Ces travaux ont été publiés mercredi dans la revue Nature. Ils n'en sont qu'à un stade très préliminaire mais ouvrent potentiellement la voie à de grands progrès dans le traitement des maladies génétiques.
Ils suscitent aussi des inquiétudes éthiques dignes du "Meilleur des mondes" d'Aldous Huxley. Car théoriquement, cette technique pourrait servir à produire des bébés génétiquement modifiés afin de choisir la couleur de leurs cheveux ou d'augmenter leur force physique.
La recherche sur les embryons humains est strictement encadrée et il n'était pas question d'implanter ceux de l'étude dans l'utérus d'une femme pour entamer une grossesse.
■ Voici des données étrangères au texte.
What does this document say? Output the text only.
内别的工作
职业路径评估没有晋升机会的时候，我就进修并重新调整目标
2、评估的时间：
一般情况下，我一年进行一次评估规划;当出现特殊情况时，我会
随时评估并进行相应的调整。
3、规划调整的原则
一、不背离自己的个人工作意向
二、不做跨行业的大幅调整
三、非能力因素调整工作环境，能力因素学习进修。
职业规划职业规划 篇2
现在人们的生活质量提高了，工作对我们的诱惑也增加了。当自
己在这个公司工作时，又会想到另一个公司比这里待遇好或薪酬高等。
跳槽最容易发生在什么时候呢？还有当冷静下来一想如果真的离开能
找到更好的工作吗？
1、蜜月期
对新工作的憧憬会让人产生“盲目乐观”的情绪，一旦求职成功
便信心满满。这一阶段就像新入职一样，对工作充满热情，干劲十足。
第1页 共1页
C'est pourquoi les scientifiques ne les ont pas laissés se développer plus de quelques jours.
Cette méthode, qui nécessite encore de nombreuses recherches, "peut potentiellement servir à prévenir la transmission de maladies génétiques aux générations futures", a commenté lors d'une conférence de presse téléphonique l'un des auteurs de l'étude, Paula Amato.
Mais cette perspective est encore lointaine: "Des recherches supplémentaires ainsi qu'un débat éthique seront évidemment nécessaires avant des essais cliniques", a pris soin de préciser le professeur Amato.
Faute de frappe
L'étude a été menée au sein de l'université des Sciences et de la Santé d'Oregon (OHSU) aux Etats-Unis par des scientifiques américains, chinois et sud-coréens. L'outil utilisé est la technique CRISPR-Cas9, découverte majeure dévoilée en 2012.
Elle est basée sur une enzyme qui agit comme des ciseaux moléculaires. Ces derniers peuvent enlever des parties indésirables du génome de façon très précise pour les remplacer par de nouveaux morceaux d'ADN, un peu comme lorsqu'on corrige une faute de frappe dans un logiciel de traitement de texte.
L'équipe de chercheurs a utilisé cet outil révolutionnaire pour corriger, dans des embryons humains, le gène porteur de la cardiomyopathie hypertrophique. Cette maladie cardiaque héréditaire peut entraîner des morts subites, notamment lors de la pratique d'un sport.
Les chercheurs ont réalisé une fécondation in vitro d'ovocytes féminins normaux par des spermatozoïdes porteurs du gène défectueux. En même temps que le sperme, ils ont également introduit les outils d'édition génétique.
Le but: couper l'ADN défectueux pour entraîner sa réparation.
Le résultat a été concluant. 72% des embryons (42 sur 58) ont ainsi été corrigés alors que ce taux aurait été de 50% sans les fameux ciseaux génétiques (naturellement, les embryons auraient eu une chance sur deux d'hériter d'un gène sain).
Un précédent en Chine
"Ces outils peuvent encore être améliorés pour atteindre un taux de réussite de 90 voire 100%", a prédit un autre des auteurs de l'étude, Shoukhrat Mitalipov.
Une expérience similaire avait été menée en Chine en 2015 mais avec des résultats mitigés. Le phénomène de "mosaïcisme" (présence simultanée de gènes sains et défectueux dans l'embryon) n'avait pas pu être évité, ce que les chercheurs de la nouvelle étude ont réussi à faire.
"La question qui sera la plus débattue est de savoir si le principe même de modifier les gènes d'un embryon in vitro est acceptable", a analysé un expert indépendant, le professeur Darren Griffin (Université du Kent), cité par le Science Media Centre.
Or selon lui, "une autre question doit entrer en ligne de compte: est-il moralement juste de ne pas agir si nous avons la technologie pour prévenir ces maladies mortelles?"
En décembre 2015, un groupe international de scientifiques réunis par l'Académie américaine des sciences (NAS) à Washington avait estimé qu'il serait "irresponsable" d'utiliser la technologie CRISPR pour modifier l'embryon à des fins thérapeutiques tant que des problèmes de sûreté et d'efficacité n'auraient pas été résolus.
Mais en mars, la NAS et l'Académie américaine de médecine ont estimé que les avancées dans ce domaine "ouvraient des possibilités réalistes qui méritaient de sérieuses considérations". En France, un rapport parlementaire a exprimé une position similaire.